I recall first hearing about the Process Church of the Final Judgement, or The Process Church, when I became aware of the music of Sabbath Assembly, who, at their inception, formed to play the hymns of the Process Church (they have since moved on to write and perform their own, original music.)

An “Apocalyptic religious sect in the 1960s”, The Process Church, from what I can glean, was a movement started by two former Scientologists who ascribed to the theory that people were divided into four types based on the four god forces (Jehovans, Satanists, Luciferians, and Christ, the unifier.) Each was an extreme, and the idea was to discover which path suited you and to follow it whole-heartedly. The Process Church appealed to the tensions of the time, and the mystical communalism of the cult “...drew in refugees from suburban lawns”.
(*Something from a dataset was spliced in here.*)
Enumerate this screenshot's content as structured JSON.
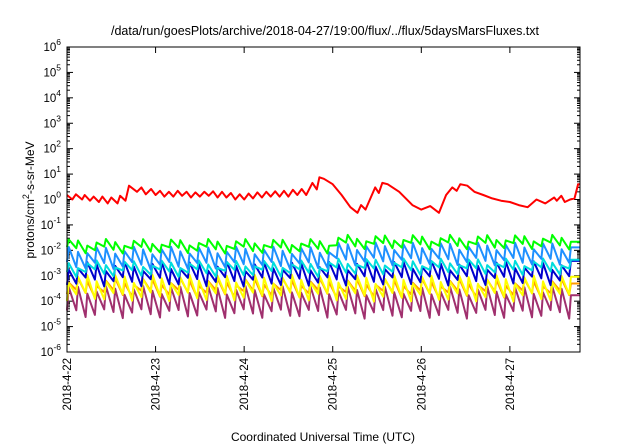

William Sims Bainbridge’s Revival: Resurrecting the Process Church of the Final Judgement is a fictional account revolving around the main character, Robert Anson, perhaps the dorkiest character that has ever been committed to paper in the history of the world, discovering that a dear old friend has been murdered. When his friend’s uploaded AI is delivered to him at his office in the form of four mysterious metal canisters, what follows is a fictional restoration of the controversial group when Anson realizes that his dead pal was actually some sort of Process Church guru, and in attempting to get to the bottom of things, he begins to investigate the Church along with his sort of ex-girlfriend Cora and their equally dorky sociologist friends.

This is such a strange, sincere little book which incorporates its facts in never-ending explanatory asides, and tosses around its ideas in the form of stilted academic road trip discussions and cumbersome conversations over late night Chinese food delivery (this book spends a weird amount of time on food and menus.)

Almost everyone in this little group of investigators seems to be on the spectrum of severe social awkwardness and the dialogue begins to become beyond cringe-worthy the further along you read. And hey, I’m no social superstar, so I am pretty sure I know these things when I see them. However, it did answer a lot of questions that I had about the Process Church and its beliefs, along with providing me a template of how to never act at dinner parties if I don’t want to be outed as an insufferable bore, so the book was not entirely without value.